Aren ek gıdaya başladığında doktorumuzun da tavsiyesiyle oldukça dikkatli davrandık. En önem verdiğimiz husus mevsiminde tüketim. İlk aylarda herşeyin organiğini alıyorduk. Feriköy organik pazarından Güray'larında tezgahı olması nedeniyle oradan alışveriş yapmak fiziki anlamda da kolay oluyordu. Zamanla yumuşak bir geçiş yaptık çünkü inanıyoruz ki sadece organik beslenmekte doğru değil. Bebekken ve ek gıdayla ilk  tanışmasında en doğrusunun organik olduğuna inanıyorum fakat sonra azar azar yumuşak geçişlerle organik olmayan gıdalara da alışmalı ve tanımalı düşüncesindeyim. Sadece organik beslenen çocukların ileride hem sağlık hem de sosyal sorunlar yaşayacağına inanıyorum. Organik olmayan gıda bile olsa doğal olmasına dikkat ediyorum. Günümüzde hala organik ve doğal gıdanın aynı olduğunu düşünen çok insan var. Halbuki birbirinden oldukça farklı. Evde yapılan veya köyünüzden gelen her ürünün organik olduğunu düşünmeyin lütfen. Örneğin pazardan meyve alıp içine bardak bardak şeker atıp sonrada ev yapımı yani organik reçel demek olmuyor olmaz. Doğal reçel denir mi, bence o bile tartışmaya açık.

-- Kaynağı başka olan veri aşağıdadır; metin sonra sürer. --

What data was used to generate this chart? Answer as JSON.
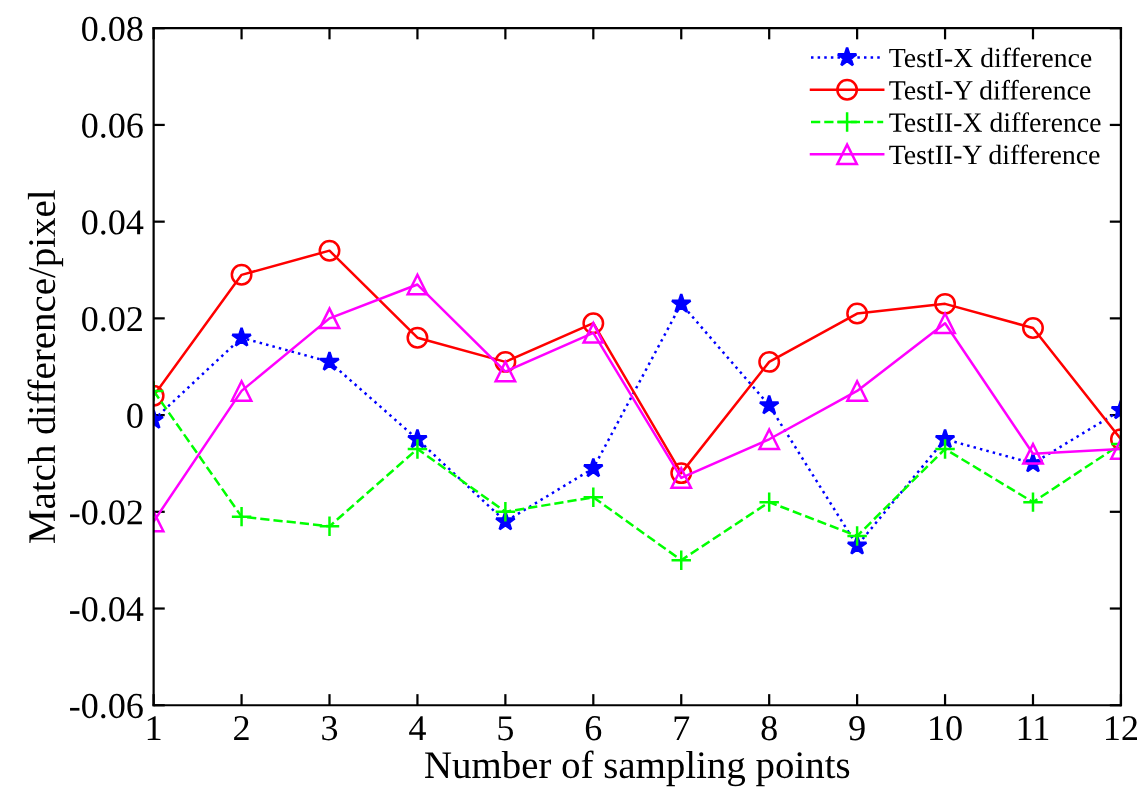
{
  "chart_data": {
    "type": "line",
    "xlabel": "Number of sampling points",
    "ylabel": "Match difference/pixel",
    "x": [
      1,
      2,
      3,
      4,
      5,
      6,
      7,
      8,
      9,
      10,
      11,
      12
    ],
    "xlim": [
      1,
      12
    ],
    "xticks": [
      1,
      2,
      3,
      4,
      5,
      6,
      7,
      8,
      9,
      10,
      11,
      12
    ],
    "ylim": [
      -0.06,
      0.08
    ],
    "yticks": [
      -0.06,
      -0.04,
      -0.02,
      {
        "value": 0,
        "label": "0"
      },
      0.02,
      0.04,
      0.06,
      0.08
    ],
    "grid": false,
    "legend": "top right",
    "series": [
      {
        "name": "TestI-X difference",
        "color": "#0000ff",
        "marker": "star",
        "line_style": "dotted",
        "values": [
          -0.001,
          0.016,
          0.011,
          -0.005,
          -0.022,
          -0.011,
          0.023,
          0.002,
          -0.027,
          -0.005,
          -0.01,
          0.001
        ]
      },
      {
        "name": "TestI-Y difference",
        "color": "#ff0000",
        "marker": "circle",
        "line_style": "solid",
        "values": [
          0.004,
          0.029,
          0.034,
          0.016,
          0.011,
          0.019,
          -0.012,
          0.011,
          0.021,
          0.023,
          0.018,
          -0.005
        ]
      },
      {
        "name": "TestII-X difference",
        "color": "#00ff00",
        "marker": "cross",
        "line_style": "dashed",
        "values": [
          0.005,
          -0.021,
          -0.023,
          -0.007,
          -0.02,
          -0.017,
          -0.03,
          -0.018,
          -0.025,
          -0.007,
          -0.018,
          -0.006
        ]
      },
      {
        "name": "TestII-Y difference",
        "color": "#ff00ff",
        "marker": "triangle",
        "line_style": "solid",
        "values": [
          -0.022,
          0.005,
          0.02,
          0.027,
          0.009,
          0.017,
          -0.013,
          -0.005,
          0.005,
          0.019,
          -0.008,
          -0.007
        ]
      }
    ]
  }
}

Konu her ne olursa olsun çerçeve içine koymayı ve uç noktalarda olmayı sevmiyorum. Dolayısıyla Aren'le dışardaysak ay bu ekmek organik mi ama şimdi de domatesin mevsimi değil yemesin demiyorum. Yiyecekse ve tadacaksa yiyor. Süreklilik arzetmediği sürece bence hiçbir şeyin sakıncası yok. Kendimiz için de aynı şey geçerli. Evimize sosis ve tavuk girmez. Ama bir dost meclisinde bir arkadaşımızın evinde yemeğe gittiysek ve önümüze sosisli makarna çıkardıysa pardon şekerim biz sosise ağzımızı sürmüyoruz demiyoruz elbette. Veya sakız çiğnemeyenleri bilirim yok vallahi çiğnerim. Güzel bir schnitzel'e de hayır dediğim görülmez. Lakin bebekli bir aile olarak ne kadar sosyal olduğumuz ve böyle durumlarla ne kadar karşılaştığımızı yazmama gerek yoktur sanırım :) Aren de dışarıda yemek yemeği pek sevmiyor örneğin ev köftesine bayılan Aren'in henüz herhangi bir köftecide köfte yediğini görmedik bu ne ya gibi bakıyor ve tükürüyor.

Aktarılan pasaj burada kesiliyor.